Well, not so fast. Yes, you now have numbers for the individual symbols, but you still need to code expressions involving those symbols. Indeed, we don't code numbers 'themselves' ... we just code symbols, but also expressions of symbols, and whole proof objects involving those expressions. But we don't code numbers.

Now, as far as coding expressions of symbols, there are many ways you can reasonably do this.

The most intuitive and obvious way to do this is of course to just concatenate the codes, so that, for example, $ss0$ becomes $776$. However, this method can quickly run into trouble: since you need to decode the expressions from the codings, you need to ensure that you cannot have two different logic objects have the same code. And suppose the code for the function symbol $f$ would be $77$. Then the code for $f0$ would be $776$, just like the code for $ss0$, and so that's not what we want.

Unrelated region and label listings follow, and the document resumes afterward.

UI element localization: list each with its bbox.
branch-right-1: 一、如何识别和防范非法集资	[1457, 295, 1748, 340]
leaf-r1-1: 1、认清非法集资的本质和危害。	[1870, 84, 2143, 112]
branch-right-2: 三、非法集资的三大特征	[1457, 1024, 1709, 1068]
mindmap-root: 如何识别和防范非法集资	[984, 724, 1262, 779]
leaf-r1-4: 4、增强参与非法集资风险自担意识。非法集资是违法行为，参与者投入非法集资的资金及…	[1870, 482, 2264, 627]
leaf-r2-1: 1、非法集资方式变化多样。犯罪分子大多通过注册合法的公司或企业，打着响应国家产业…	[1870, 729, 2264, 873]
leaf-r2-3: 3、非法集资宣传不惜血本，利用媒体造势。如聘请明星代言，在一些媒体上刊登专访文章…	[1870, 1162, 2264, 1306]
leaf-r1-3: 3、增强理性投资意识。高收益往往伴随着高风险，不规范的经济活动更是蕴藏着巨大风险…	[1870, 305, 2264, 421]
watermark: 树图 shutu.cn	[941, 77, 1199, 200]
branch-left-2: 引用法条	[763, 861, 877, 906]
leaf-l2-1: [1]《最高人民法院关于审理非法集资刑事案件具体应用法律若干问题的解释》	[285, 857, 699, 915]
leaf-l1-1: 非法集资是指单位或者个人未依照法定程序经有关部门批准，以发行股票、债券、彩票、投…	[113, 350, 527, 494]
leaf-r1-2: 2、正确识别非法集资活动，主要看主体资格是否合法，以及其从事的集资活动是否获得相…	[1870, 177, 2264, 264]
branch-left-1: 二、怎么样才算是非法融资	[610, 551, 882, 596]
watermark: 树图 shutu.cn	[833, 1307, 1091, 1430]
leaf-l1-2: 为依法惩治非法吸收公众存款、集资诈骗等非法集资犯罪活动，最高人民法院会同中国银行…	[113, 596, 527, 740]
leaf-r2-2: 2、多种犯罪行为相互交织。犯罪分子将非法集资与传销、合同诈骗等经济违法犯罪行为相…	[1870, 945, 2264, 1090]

Now, there are ways to code the individual symbols to make the coding of expressions thereof be unique. For example, we could use numbers that, when written in decimal, are such that the first digit represents the start of a new symbol, and make sure that that digit does not occur elsewhere. For example, $ss0$ could be coded as $171716$, while $f0$ would then be $17716$. We could also use that first digit to represent the kind of symbol we are dealing with. For example, constant symbols $c_0$, $c_1$, $c_2$ ... could be coded as $1$, $19$, $199$, etc., while variables $v_0, v_1, v_2, ..$ would be $2$, $29$, $299$, etc.

However, most treatments will use some kind of prime coding, exploiting the fact that numbers have a unique prime factorization. For example, $ss0$ would be coded as the number $2^7 \times 3^7 \times 5^6 = 4374000000$, while $f0$ becomes $2^77 \times 3^6$. Given $4374000000$ we find its prime factors, find that it's $2^7 \times 3^7 \times 5^6$, and recover the expression $ss0$ from that. For practical purposes, many treatments will actually use the first prime exponent to indicate the length of the string, and so $ss0$ would be coded as the number $2^3 \times 3^7 \times 5^7 \times 7 ^ 6$.

In sum, there are many ways to do this kind of coding, and you don't have to use prime coding. In fact, think about this: logic symbols, expressions, and whole proof objects used in logic software are (somehow) represented with long binary strings, and you can imagine that for efficiency sake those will not involve any prime codings.